The frenetic rawness of emotion across these tracks is a continuation, as well as an acceleration of 2021’s like-minded Twin Dream. But even more crucially, a blackened ambience has joined the fray. On “Sallow,” the crackle and pulse of glorious noise is laid bare in the binaural mix, as visceral as the soaring guitar, whose escalating chords swell hypnotically in the distance. And similarly, on “The Kestrel Goes,” a rather serene instrumental, static slowly swells with crushing volume until it chokes out the light. Out of the blue a Melo-Death inflection runs through the punk-heavy and frankly, uplifting, “Nominal Will”, which has a curious framing – at right around the midpoint of the album – hedged by the dark ambience of “Sallow” and the crushing Doom Sludge of ”Ritualist”.

The album is a mix of Hardcore that the more purist-minded will recognize, but a lot of stuff that wanders far off into experimental village, a quality which has earned Glassing a place on Pelagic Records. Where I think the only hard and fast rule there is “extreme music with extreme vision,” so this album fits the bill. It’s hard to say which half of the album I like best, as there is a kind of front and back reading of the runtime. The first half, for me has this building, foreshadowing character, as well as many of the memorable, driving hooks – with cuts like the seat-clenching ”Nothing Touches You” and the tachypneic speed-metal of ”Defacer,” and then the back half of the album contains both bleak reflection and what I would call an attempt at resolution.

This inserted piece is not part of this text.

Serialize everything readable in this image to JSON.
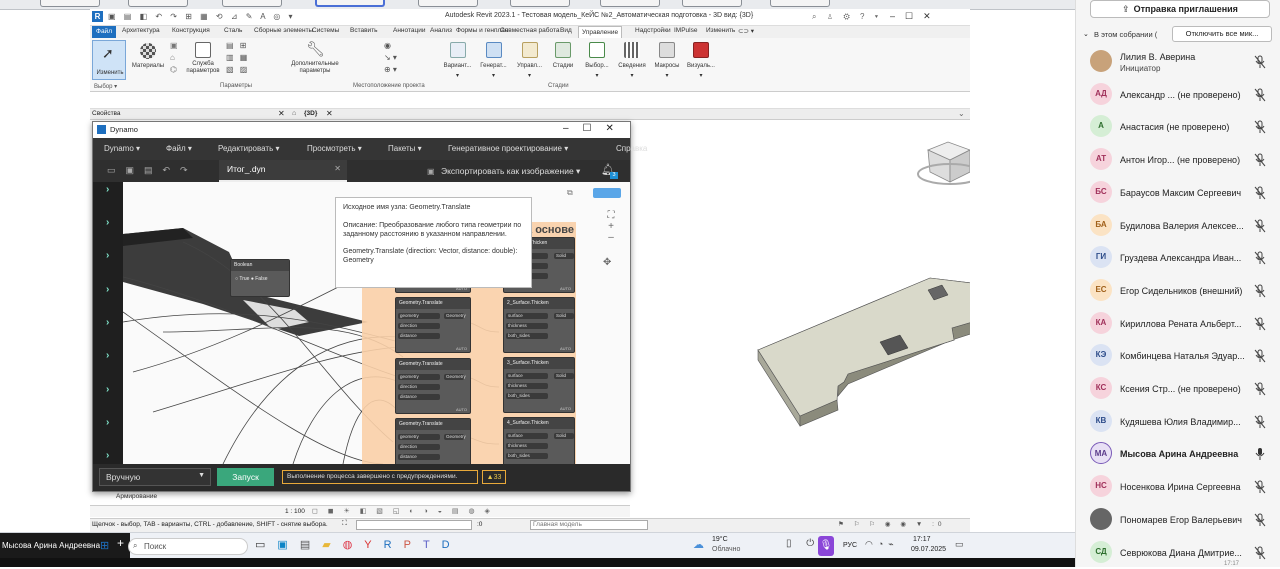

Glassing have surprised absolutely no one by releasing another one of the most compelling albums in the extreme metal lexicon, let alone themselves certainly, as they have been enviably consistent. How annoying is perfection? And yet our edges are unpolished, our static unyeilding. The brutality is not lessened for the introspection. This is an album with layers. This is what we need more of. This is pushing heavy forward.